Наконец, при последних лучах заката, показался американский авизо в узком и опасном проходе, отделяющем большую дамбу от острова Пелсея.
Адмирал внимательно принялся разглядывать этот авизо, который сбавил ход, но не бросал якорей. Казалось, будто он или не решался встать на рейд, или же собирался повернуть на другой галс и идти к английским берегам.
— Право, эти янки совсем сумасшедшие, — проговорил один из офицеров, следивший за американцем. — Или они не знают, что здесь почти сплошная мель!..
— Не беспокойтесь, семафоры предупредят их об опасности, — отозвался на это де Ла Шенэ, — несколько оборотов винта — и они будут в безопасности!
Не обращая внимания на этот разговор, адмирал поднялся на верхний мостик и, подняв высоко над головой свою фуражку, помахал ею в воздухе. И тотчас, как будто на авизо только этого и ожидали, многозвездный флаг трижды поднялся и опустился в знак привета.
— Распорядитесь ответить американцам, — сказал адмирал вахтенного офицеру, — и французский флаг ответил американскому тем же приветствием.
Едва только это увидели на авизо, как он решительно двинулся вперед в узкий канал, к неописуемому ужасу офицеров и недоумению экипажа и служащих при семафорах.

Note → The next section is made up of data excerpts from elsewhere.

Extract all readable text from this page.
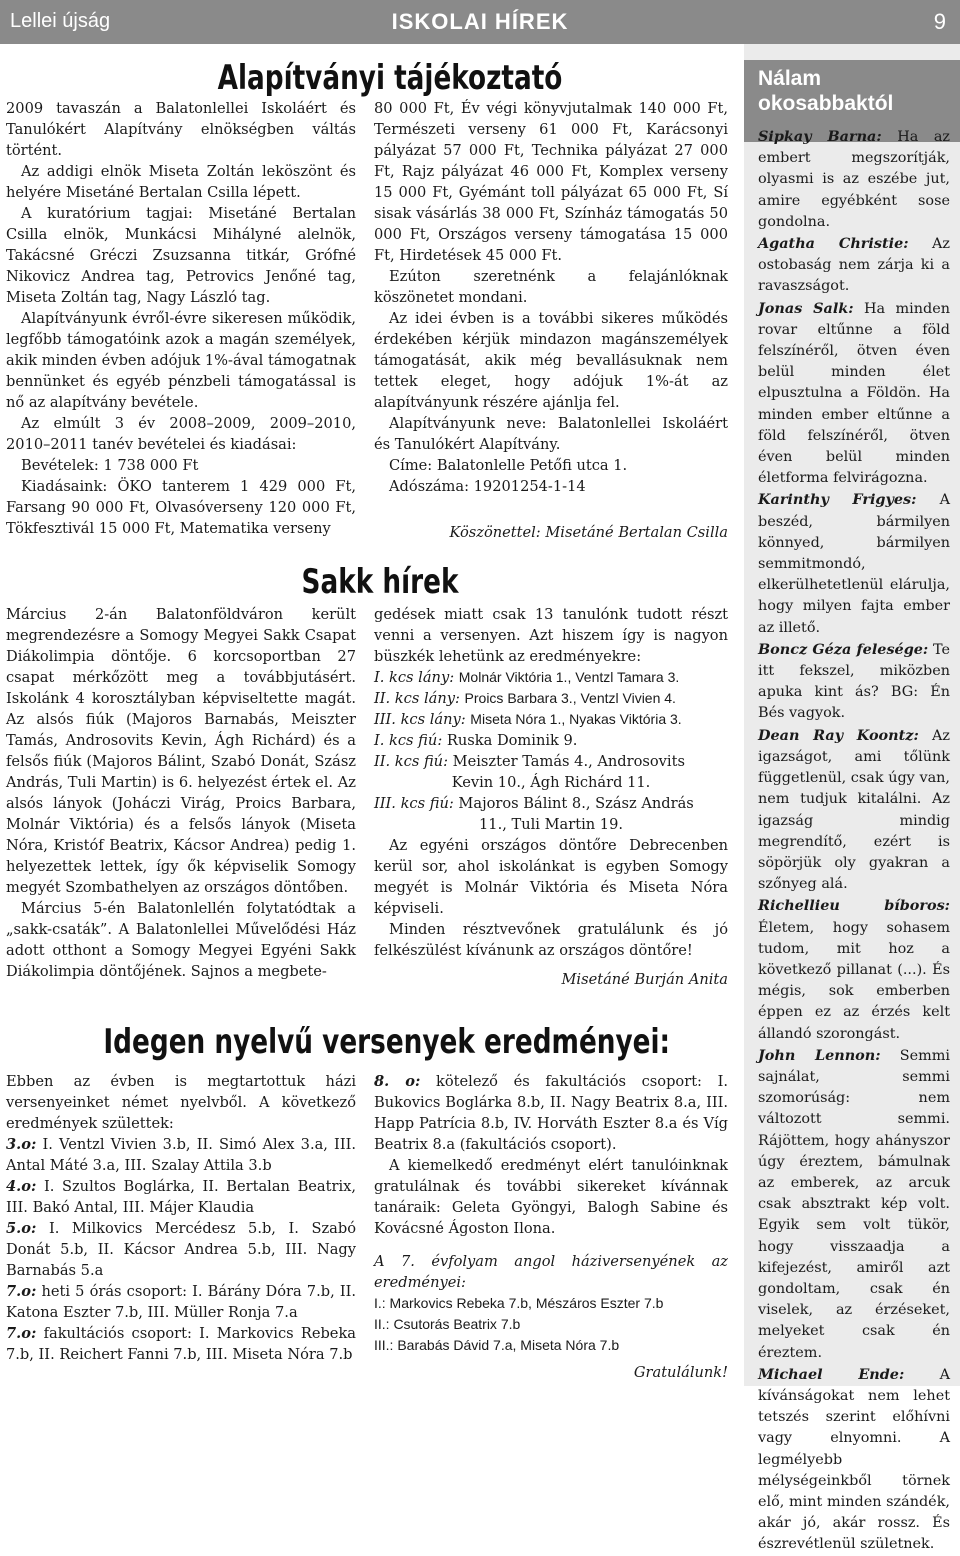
Lellei újság	ISKOLAI HÍREK	9
Alapítványi tájékoztató

2009 tavaszán a Balatonlellei Iskoláért és Tanulókért Alapítvány elnökségben váltás történt.

Az addigi elnök Miseta Zoltán leköszönt és helyére Misetáné Bertalan Csilla lépett.

A kuratórium tagjai: Misetáné Bertalan Csilla elnök, Munkácsi Mihályné alelnök, Takácsné Gréczi Zsuzsanna titkár, Grófné Nikovicz Andrea tag, Petrovics Jenőné tag, Miseta Zoltán tag, Nagy László tag.

Alapítványunk évről-évre sikeresen működik, legfőbb támogatóink azok a magán személyek, akik minden évben adójuk 1%-ával támogatnak bennünket és egyéb pénzbeli támogatással is nő az alapítvány bevétele.

Az elmúlt 3 év 2008–2009, 2009–2010, 2010–2011 tanév bevételei és kiadásai:

Bevételek: 1 738 000 Ft

Kiadásaink: ÖKO tanterem 1 429 000 Ft, Farsang 90 000 Ft, Olvasóverseny 120 000 Ft, Tökfesztivál 15 000 Ft, Matematika verseny

80 000 Ft, Év végi könyvjutalmak 140 000 Ft, Természeti verseny 61 000 Ft, Karácsonyi pályázat 57 000 Ft, Technika pályázat 27 000 Ft, Rajz pályázat 46 000 Ft, Komplex verseny 15 000 Ft, Gyémánt toll pályázat 65 000 Ft, Sí sisak vásárlás 38 000 Ft, Színház támogatás 50 000 Ft, Országos verseny támogatása 15 000 Ft, Hirdetések 45 000 Ft.

Ezúton szeretnénk a felajánlóknak köszönetet mondani.

Az idei évben is a további sikeres működés érdekében kérjük mindazon magánszemélyek támogatását, akik még bevallásuknak nem tettek eleget, hogy adójuk 1%-át az alapítványunk részére ajánlja fel.

Alapítványunk neve: Balatonlellei Iskoláért és Tanulókért Alapítvány.

Címe: Balatonlelle Petőfi utca 1.

Adószáma: 19201254-1-14

Köszönettel: Misetáné Bertalan Csilla

Sakk hírek

Március 2-án Balatonföldváron került megrendezésre a Somogy Megyei Sakk Csapat Diákolimpia döntője. 6 korcsoportban 27 csapat mérkőzött meg a továbbjutásért. Iskolánk 4 korosztályban képviseltette magát. Az alsós fiúk (Majoros Barnabás, Meiszter Tamás, Androsovits Kevin, Ágh Richárd) és a felsős fiúk (Majoros Bálint, Szabó Donát, Szász András, Tuli Martin) is 6. helyezést értek el. Az alsós lányok (Joháczi Virág, Proics Barbara, Molnár Viktória) és a felsős lányok (Miseta Nóra, Kristóf Beatrix, Kácsor Andrea) pedig 1. helyezettek lettek, így ők képviselik Somogy megyét Szombathelyen az országos döntőben.

Március 5-én Balatonlellén folytatódtak a „sakk-csaták”. A Balatonlellei Művelődési Ház adott otthont a Somogy Megyei Egyéni Sakk Diákolimpia döntőjének. Sajnos a megbete-

gedések miatt csak 13 tanulónk tudott részt venni a versenyen. Azt hiszem így is nagyon büszkék lehetünk az eredményekre:

I. kcs lány: Molnár Viktória 1., Ventzl Tamara 3.

II. kcs lány: Proics Barbara 3., Ventzl Vivien 4.

III. kcs lány: Miseta Nóra 1., Nyakas Viktória 3.

I. kcs fiú: Ruska Dominik 9.

II. kcs fiú: Meiszter Tamás 4., Androsovits

Kevin 10., Ágh Richárd 11.

III. kcs fiú: Majoros Bálint 8., Szász András

11., Tuli Martin 19.

Az egyéni országos döntőre Debrecenben kerül sor, ahol iskolánkat is egyben Somogy megyét is Molnár Viktória és Miseta Nóra képviseli.

Minden résztvevőnek gratulálunk és jó felkészülést kívánunk az országos döntőre!

Misetáné Burján Anita

Idegen nyelvű versenyek eredményei:

Ebben az évben is megtartottuk házi versenyeinket német nyelvből. A következő eredmények születtek:

3.o: I. Ventzl Vivien 3.b, II. Simó Alex 3.a, III. Antal Máté 3.a, III. Szalay Attila 3.b

4.o: I. Szultos Boglárka, II. Bertalan Beatrix, III. Bakó Antal, III. Májer Klaudia

5.o: I. Milkovics Mercédesz 5.b, I. Szabó Donát 5.b, II. Kácsor Andrea 5.b, III. Nagy Barnabás 5.a

7.o: heti 5 órás csoport: I. Bárány Dóra 7.b, II. Katona Eszter 7.b, III. Müller Ronja 7.a

7.o: fakultációs csoport: I. Markovics Rebeka 7.b, II. Reichert Fanni 7.b, III. Miseta Nóra 7.b

8. o: kötelező és fakultációs csoport: I. Bukovics Boglárka 8.b, II. Nagy Beatrix 8.a, III. Happ Patrícia 8.b, IV. Horváth Eszter 8.a és Víg Beatrix 8.a (fakultációs csoport).

A kiemelkedő eredményt elért tanulóinknak gratulálnak és további sikereket kívánnak tanáraik: Geleta Gyöngyi, Balogh Sabine és Kovácsné Ágoston Ilona.

A 7. évfolyam angol háziversenyének az eredményei:

I.: Markovics Rebeka 7.b, Mészáros Eszter 7.b

II.: Csutorás Beatrix 7.b

III.: Barabás Dávid 7.a, Miseta Nóra 7.b

Gratulálunk!

Nálam okosabbaktól

Sipkay Barna: Ha az embert megszorítják, olyasmi is az eszébe jut, amire egyébként sose gondolna.

Agatha Christie: Az ostobaság nem zárja ki a ravaszságot.

Jonas Salk: Ha minden rovar eltűnne a föld felszínéről, ötven éven belül minden élet elpusztulna a Földön. Ha minden ember eltűnne a föld felszínéről, ötven éven belül minden életforma felvirágozna.

Karinthy Frigyes: A beszéd, bármilyen könnyed, bármilyen semmitmondó, elkerülhetetlenül elárulja, hogy milyen fajta ember az illető.

Boncz Géza felesége: Te itt fekszel, miközben apuka kint ás? BG: Én Bés vagyok.

Dean Ray Koontz: Az igazságot, ami tőlünk függetlenül, csak úgy van, nem tudjuk kitalálni. Az igazság mindig megrendítő, ezért is söpörjük oly gyakran a szőnyeg alá.

Richellieu bíboros: Életem, hogy sohasem tudom, mit hoz a következő pillanat (...). És mégis, sok emberben éppen ez az érzés kelt állandó szorongást.

John Lennon: Semmi sajnálat, semmi szomorúság: nem változott semmi. Rájöttem, hogy ahányszor úgy éreztem, bámulnak az emberek, az arcuk csak absztrakt kép volt. Egyik sem volt tükör, hogy visszaadja a kifejezést, amiről azt gondoltam, csak én viselek, az érzéseket, melyeket csak én éreztem.

Michael Ende: A kívánságokat nem lehet tetszés szerint előhívni vagy elnyomni. A legmélyebb mélységeinkből törnek elő, mint minden szándék, akár jó, akár rossz. És észrevétlenül születnek.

Искусно обойдя мели, маленькое судно прошло вдоль дамбы и наконец бросило якорь в нескольких кабельтовых от адмиральского судна.
Адмирал вдруг повеселел, и его мужественное, решительное лицо осветилось ласковой, приветливой улыбкой.

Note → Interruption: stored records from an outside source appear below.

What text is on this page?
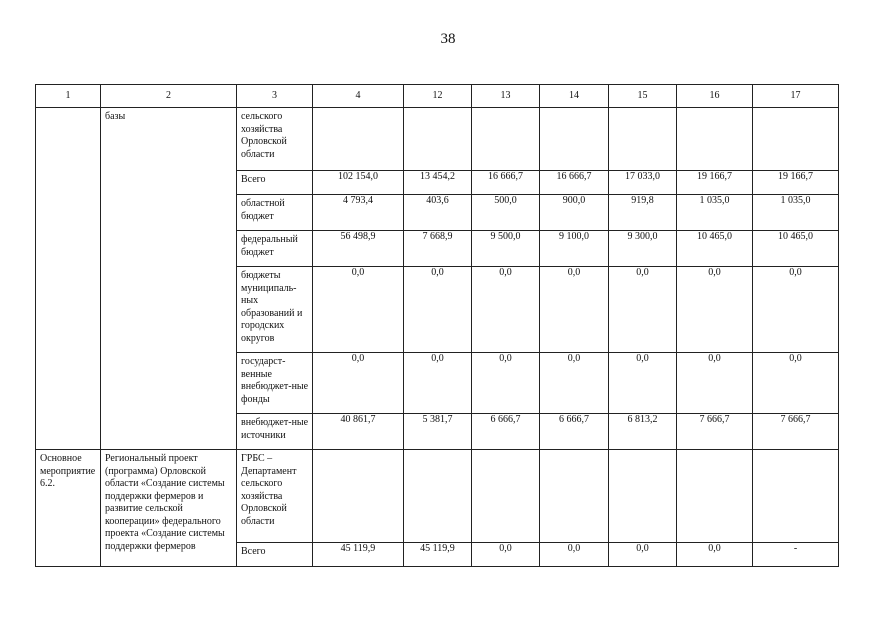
38
1	2	3	4	12	13	14	15	16	17

	базы	сельского хозяйства Орловской области							

		Всего	102 154,0	13 454,2	16 666,7	16 666,7	17 033,0	19 166,7	19 166,7

		областной бюджет	4 793,4	403,6	500,0	900,0	919,8	1 035,0	1 035,0

		федеральный бюджет	56 498,9	7 668,9	9 500,0	9 100,0	9 300,0	10 465,0	10 465,0

		бюджеты муниципаль-ных образований и городских округов	0,0	0,0	0,0	0,0	0,0	0,0	0,0

		государст-венные внебюджет-ные фонды	0,0	0,0	0,0	0,0	0,0	0,0	0,0

		внебюджет-ные источники	40 861,7	5 381,7	6 666,7	6 666,7	6 813,2	7 666,7	7 666,7

Основное мероприятие 6.2.	Региональный проект (программа) Орловской области «Создание системы поддержки фермеров и развитие сельской кооперации» федерального проекта «Создание системы поддержки фермеров	ГРБС – Департамент сельского хозяйства Орловской области							

		Всего	45 119,9	45 119,9	0,0	0,0	0,0	0,0	-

— Все благополучно! Эти люди, искавшие во мне защиты и помощи, теперь убедятся, что они открылись человеку, заслуживающему их доверие… слава Богу! — пробормотал он, весело потирая руки.
Несмотря на поздний час, с авизо спустили шлюпку, которая быстро направилась к французскому броненосцу.
После непродолжительных переговоров человек, сидевший в шлюпке, был принят на французском судне самим адмиралом Ле Хелло.
— Прежде всего позвольте мне, адмирал, поблагодарить вас, от моего имени и от имени всех моих друзей, за то участие, которое вы проявили к нам! — сказал вновь прибывший.
— Прекрасно, мы об этом поговорим после, господин Жонкьер… Теперь же сообщите ваши новости: все ли обошлось благополучно у вас на «Лебеде»?
— Плавание наше было превосходно и чрезвычайно счастливо: мы заходили в Корон и поджидали вашего прохода.
— Ах, да, я упустил из виду, что мы шли, точно черепахи, тогда как вы на своем «Лебеде» летели, как птицы. Вы, американцы, можно сказать, моряки будущего, которые много наделают горя англичанам. А теперь скажите мне, как поживает милейший капитан Уолтер Дигби?
— Превосходно… Он настоятельно просил меня передать вам свое почтение, и, если позволите, завтра он явится к вам лично!
— Я буду рад его видеть. А теперь поговорим немного о вашем друге Эдмоне Бартесе! Что, он по-прежнему настаивает на всех своих намерениях?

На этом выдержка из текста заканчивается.